There was always something “spiritual” about the Landis Arboretum, Amy Howansky said.

She recalled an advanced level pruning course at the Arboretum, replete with harness and ropes and all the requisite gear, that she took several years ago. Suspended many feet off the ground and clinging to the tree’s trunk, she felt “the power and energy in a living creature” more acutely than any other time in her life.

Nature has always been an essential part of Amy’s life: “there was never a moment when I wasn’t in nature.” She grew up on a dairy farm, where self-sufficiency was the rule. The family raised the vegetables and nurtured the animals that sustained them. Planting, harvesting, and preserving were the norm. One of her earliest memories is planting potatoes with the family. Her father taught her grafting, her mother cheese making.

As she pursued a degree in agriculture at Cornell, the connection between art and nature – and being human -- became clearer to her. “We can use plants for ‘production’ – food, shelter, whatever – but we can use them for their aesthetic purpose too. Plants enhance our lives . . . because of their beauty. We feel that connection because we’re human,” she maintained.

After graduation, Amy worked for several years in the floral trade while taking classes in both art and horticulture, becoming intrigued by the element of design. She earned a teaching certificate and taught horticulture at VOTEC in Hudson, NY, and then accepted a position with Cornell Cooperative Extension of Schenectady County. There she helped to facilitate the community garden program and the ReTree Schenectady project, before moving on to the Albany County Cooperative Extension, where she headed the Master Gardener Program.

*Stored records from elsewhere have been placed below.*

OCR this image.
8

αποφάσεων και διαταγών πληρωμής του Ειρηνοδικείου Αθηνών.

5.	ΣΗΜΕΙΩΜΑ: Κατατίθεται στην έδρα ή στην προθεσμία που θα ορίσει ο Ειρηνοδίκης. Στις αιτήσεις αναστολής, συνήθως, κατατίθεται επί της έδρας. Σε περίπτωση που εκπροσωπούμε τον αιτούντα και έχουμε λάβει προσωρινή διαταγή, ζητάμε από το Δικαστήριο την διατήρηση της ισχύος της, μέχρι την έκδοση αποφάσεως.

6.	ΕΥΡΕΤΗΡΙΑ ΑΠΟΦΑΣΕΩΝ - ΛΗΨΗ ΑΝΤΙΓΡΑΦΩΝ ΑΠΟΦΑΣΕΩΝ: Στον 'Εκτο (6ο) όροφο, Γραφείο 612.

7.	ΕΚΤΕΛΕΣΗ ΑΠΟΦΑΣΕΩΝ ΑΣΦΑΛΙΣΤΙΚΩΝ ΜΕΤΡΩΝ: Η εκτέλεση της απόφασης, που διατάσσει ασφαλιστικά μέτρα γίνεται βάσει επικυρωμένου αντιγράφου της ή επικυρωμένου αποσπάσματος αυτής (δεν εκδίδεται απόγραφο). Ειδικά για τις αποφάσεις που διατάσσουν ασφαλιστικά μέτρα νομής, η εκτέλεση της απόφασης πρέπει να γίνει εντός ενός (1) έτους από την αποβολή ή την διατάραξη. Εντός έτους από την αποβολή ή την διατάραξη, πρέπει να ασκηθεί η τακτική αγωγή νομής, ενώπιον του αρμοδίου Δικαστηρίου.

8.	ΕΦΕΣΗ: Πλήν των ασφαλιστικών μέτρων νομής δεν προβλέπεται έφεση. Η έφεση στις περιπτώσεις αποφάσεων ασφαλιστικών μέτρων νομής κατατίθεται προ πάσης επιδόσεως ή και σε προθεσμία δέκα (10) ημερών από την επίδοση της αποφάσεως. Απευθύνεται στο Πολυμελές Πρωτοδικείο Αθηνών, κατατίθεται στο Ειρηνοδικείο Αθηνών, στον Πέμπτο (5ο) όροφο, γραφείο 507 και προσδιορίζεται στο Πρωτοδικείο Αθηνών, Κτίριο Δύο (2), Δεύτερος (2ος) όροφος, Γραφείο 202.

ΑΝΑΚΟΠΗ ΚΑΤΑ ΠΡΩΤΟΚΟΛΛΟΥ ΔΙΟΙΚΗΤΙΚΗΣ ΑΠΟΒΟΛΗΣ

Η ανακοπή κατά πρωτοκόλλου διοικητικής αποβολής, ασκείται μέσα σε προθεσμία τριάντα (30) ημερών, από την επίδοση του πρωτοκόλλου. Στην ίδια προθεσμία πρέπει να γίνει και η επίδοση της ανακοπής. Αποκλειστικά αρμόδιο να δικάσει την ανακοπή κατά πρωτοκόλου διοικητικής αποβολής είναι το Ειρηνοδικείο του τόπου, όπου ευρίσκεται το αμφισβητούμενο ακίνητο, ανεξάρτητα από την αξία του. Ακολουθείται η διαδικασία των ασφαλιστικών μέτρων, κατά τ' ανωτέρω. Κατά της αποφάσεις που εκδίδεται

The amalgam of art, nature, and education finally led her to establish her own landscaping design firm, Backyard Solutions, in Niskayuna.

And that brought her back to the Arboretum, the long way around.

She now finds that she is scheduling her professional work around the spring and fall plant sales, for her own gardens, of course, but also for her clients’ gardens as well. The plant sales, she said, “are huge to me.” She treasures the Poncirus trifoliata ‘Flying Dragon’ she once bought from Jeff Schworm. She has been known to load her van to capacity with specimens for her customers.

But for Amy, the Arboretum is more than simply a source of plants.

That view from the Meeting House, she said, is “simply astounding,” and she would love to bring her group of plein air painters to Landis. Moreover, she asked, what other opportunity would families in the Capital District have to pack up the kids and hike or walk or picnic in unspoiled nature? Or bring a book and read?

Or learn. “I learned a lot of lessons” at Landis, she said – including, on one unfortunate occasion, how to recognize poison ivy!

For Amy, the price of membership is all about “conserving and respecting nature," one that includes priceless dividends. One late afternoon after a plant sale, she stood at the pond as the fog moved in and a blue heron landed. She wanted to paint that scene: there was something spiritual about it.